Some importers started ordering Christmas goods four months earlier than usual to get them through the ports before a labor contract between the operators of port terminals and the International Longshoremen’s Association expires next Monday.

Many shipments have been diverted to West Coast ports, where dockworkers belong to a different union that agreed to a new contract last year . The ports of Long Beach and Los Angeles say they are handling at least as many containers as they did during the pandemic shipping boom of 2021-22.

Despite those measures — and all the problem-solving skills that supply chain managers developed during the turbulence of recent years — a short strike could lead to significant disruptions. JPMorgan transportation analysts estimate that a strike could cost the economy $5 billion a day, or about 6 percent of gross domestic product, expressed daily. For each day the ports are shut down, the analysts said, it would take roughly six days to clear the backlog.

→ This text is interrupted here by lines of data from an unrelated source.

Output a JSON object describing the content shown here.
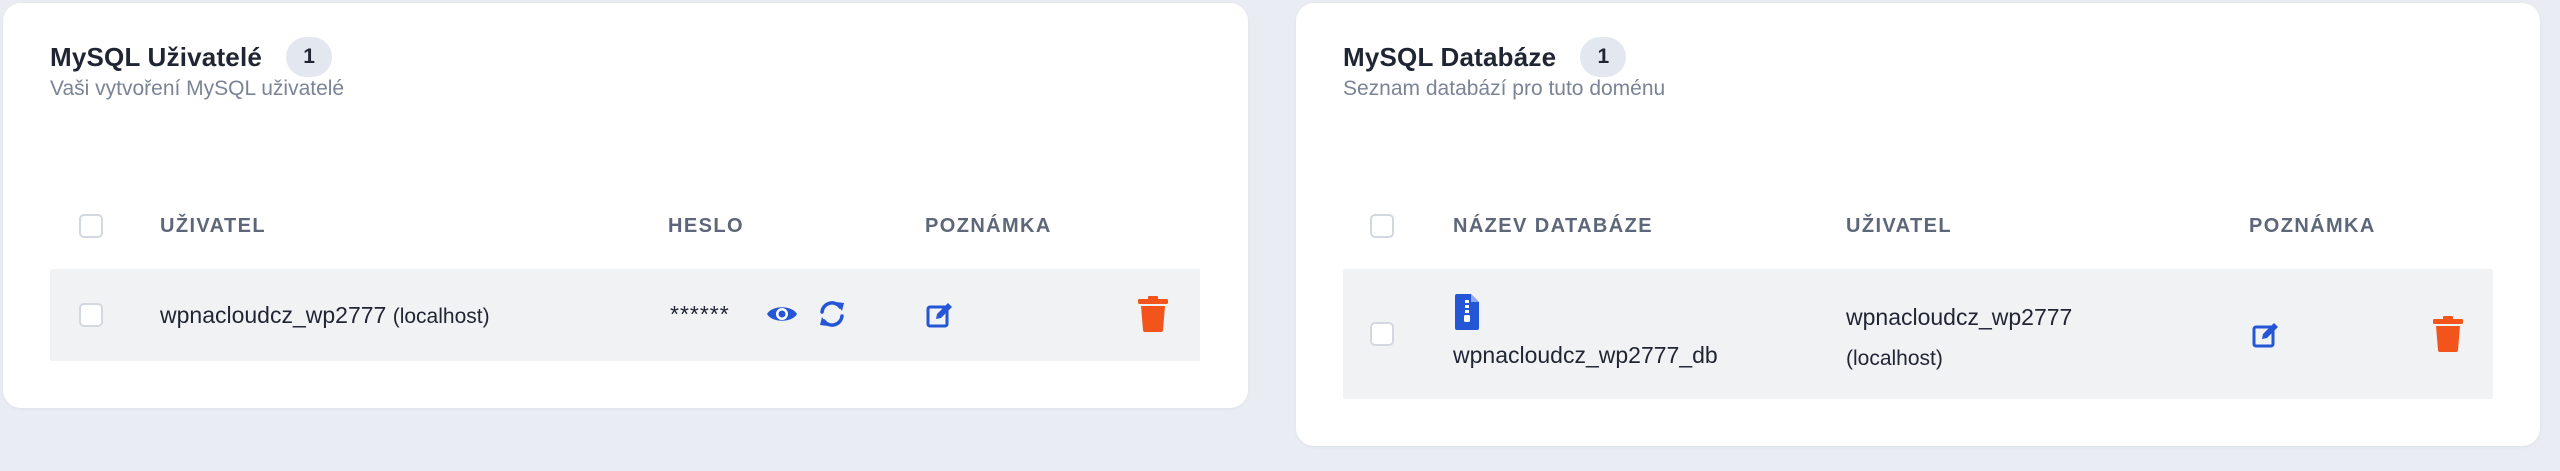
{
  "users_card": {
    "title": "MySQL Uživatelé",
    "count": "1",
    "subtitle": "Vaši vytvoření MySQL uživatelé",
    "columns": {
      "user": "UŽIVATEL",
      "password": "HESLO",
      "note": "POZNÁMKA"
    },
    "rows": [
      {
        "user": "wpnacloudcz_wp2777",
        "host": "(localhost)",
        "password_mask": "******"
      }
    ]
  },
  "db_card": {
    "title": "MySQL Databáze",
    "count": "1",
    "subtitle": "Seznam databází pro tuto doménu",
    "columns": {
      "name": "NÁZEV DATABÁZE",
      "user": "UŽIVATEL",
      "note": "POZNÁMKA"
    },
    "rows": [
      {
        "name": "wpnacloudcz_wp2777_db",
        "user": "wpnacloudcz_wp2777",
        "host": "(localhost)"
      }
    ]
  },
  "colors": {
    "accent_blue": "#2456d6",
    "delete_orange": "#f2541c",
    "background": "#e9edf3"
  },
  "icons": {
    "reveal": "eye-icon",
    "regenerate": "refresh-icon",
    "edit": "edit-note-icon",
    "delete": "trash-icon",
    "db_file": "database-file-icon"
  }
}
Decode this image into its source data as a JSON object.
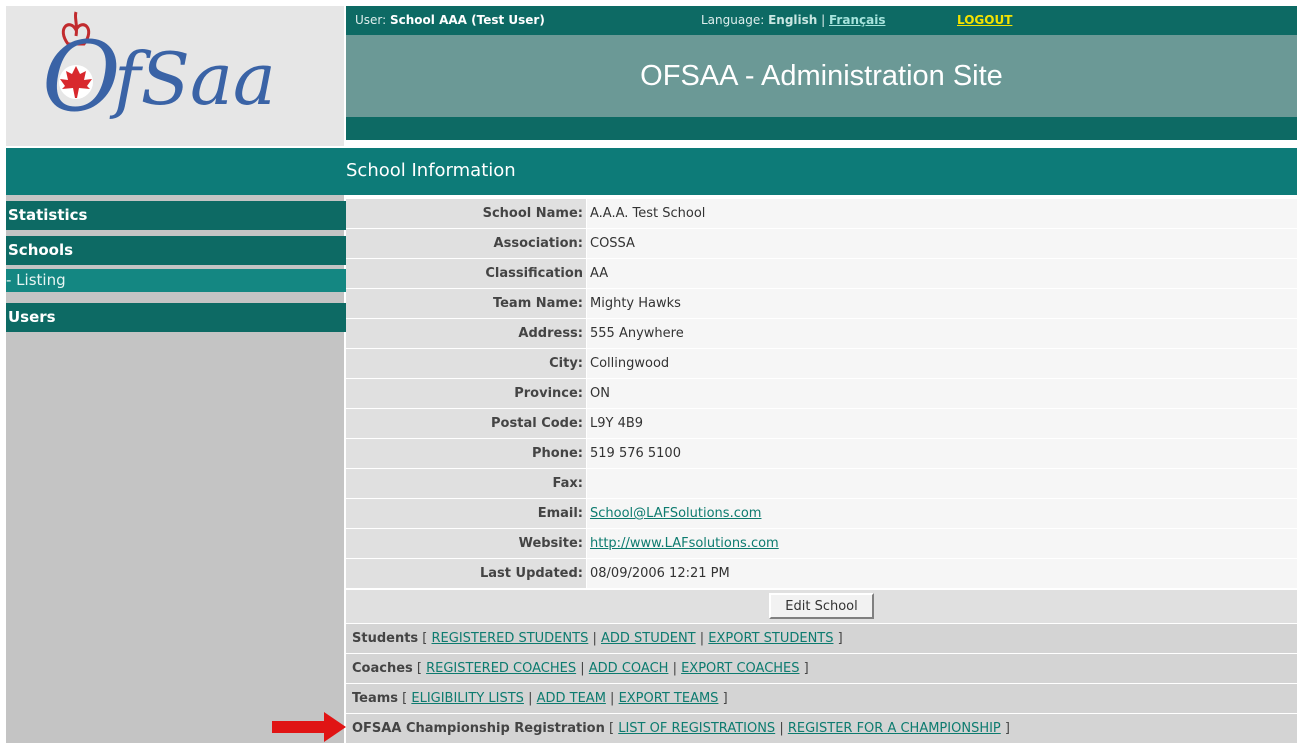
{
  "header": {
    "user_label": "User: ",
    "user_name": "School AAA (Test User)",
    "language_label": "Language: ",
    "language_current": "English",
    "language_sep": " | ",
    "language_alt": "Français",
    "logout": "LOGOUT",
    "site_title": "OFSAA - Administration Site",
    "logo_text": "OfSAA"
  },
  "section_title": "School Information",
  "sidebar": {
    "statistics": "Statistics",
    "schools": "Schools",
    "listing": "- Listing",
    "users": "Users"
  },
  "school": {
    "rows": [
      {
        "label": "School Name:",
        "value": "A.A.A. Test School"
      },
      {
        "label": "Association:",
        "value": "COSSA"
      },
      {
        "label": "Classification",
        "value": "AA"
      },
      {
        "label": "Team Name:",
        "value": "Mighty Hawks"
      },
      {
        "label": "Address:",
        "value": "555 Anywhere"
      },
      {
        "label": "City:",
        "value": "Collingwood"
      },
      {
        "label": "Province:",
        "value": "ON"
      },
      {
        "label": "Postal Code:",
        "value": "L9Y 4B9"
      },
      {
        "label": "Phone:",
        "value": "519 576 5100"
      },
      {
        "label": "Fax:",
        "value": ""
      },
      {
        "label": "Email:",
        "value": "School@LAFSolutions.com"
      },
      {
        "label": "Website:",
        "value": "http://www.LAFsolutions.com"
      },
      {
        "label": "Last Updated:",
        "value": "08/09/2006 12:21 PM"
      }
    ],
    "edit_button": "Edit School"
  },
  "link_rows": {
    "students": {
      "label": "Students",
      "links": [
        "REGISTERED STUDENTS",
        "ADD STUDENT",
        "EXPORT STUDENTS"
      ]
    },
    "coaches": {
      "label": "Coaches",
      "links": [
        "REGISTERED COACHES",
        "ADD COACH",
        "EXPORT COACHES"
      ]
    },
    "teams": {
      "label": "Teams",
      "links": [
        "ELIGIBILITY LISTS",
        "ADD TEAM",
        "EXPORT TEAMS"
      ]
    },
    "championship": {
      "label": "OFSAA Championship Registration",
      "links": [
        "LIST OF REGISTRATIONS",
        "REGISTER FOR A CHAMPIONSHIP"
      ]
    }
  },
  "punct": {
    "open": " [ ",
    "sep": " | ",
    "close": " ]"
  },
  "colors": {
    "header_dark": "#0d6a64",
    "banner": "#6b9996",
    "section": "#0d7b78",
    "link": "#0d7b6f",
    "logout": "#f4e300",
    "arrow": "#e01414",
    "logo_blue": "#3a63a6",
    "maple_red": "#d8282d"
  },
  "icons": {
    "arrow": "red-arrow-icon",
    "maple_leaf": "maple-leaf-icon",
    "trillium": "trillium-icon"
  }
}
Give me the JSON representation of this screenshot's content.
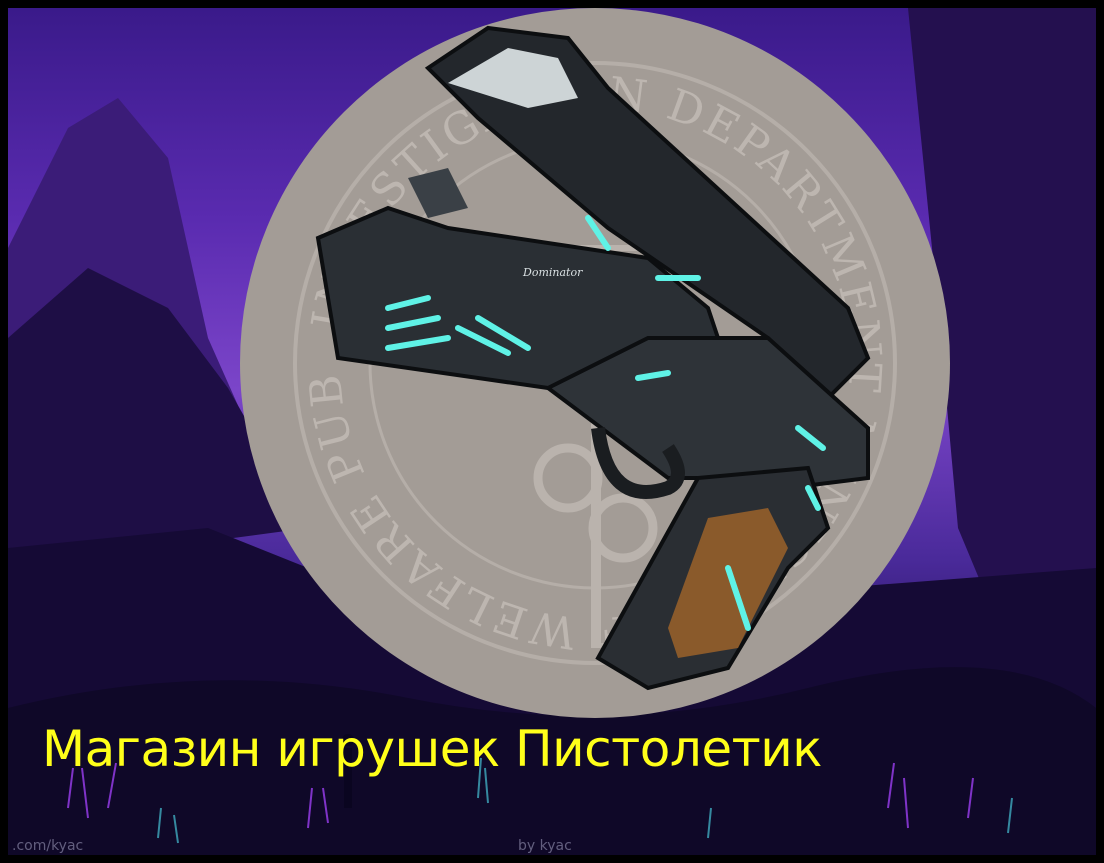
{
  "title": "Магазин игрушек Пистолетик",
  "seal_text": "INVESTIGATION DEPARTMENT MINISTRY OF WELFARE PUBLIC SAFETY BUREAU",
  "gun_inscription": "Dominator",
  "watermark_left": ".com/kyac",
  "watermark_right": "by kyac",
  "colors": {
    "title": "#ffff1a",
    "seal_bg": "#a39c96",
    "glow": "#5ff2e6",
    "sky": "#5a2bb0"
  }
}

Chris Butler, the chief executive of the National Tree Company, which sells artificial Christmas trees and other decorations, said his company had brought in goods early and made greater use of West Coast ports. But he estimated that 15 percent of his goods would still be stranded by a port strike.

“I’m very unhappy,” said Mr. Butler, who is based in northern New Jersey. “We’re doing everything we can to mitigate it. But there’s only so much you can do when you’re at the mercy of these ports.”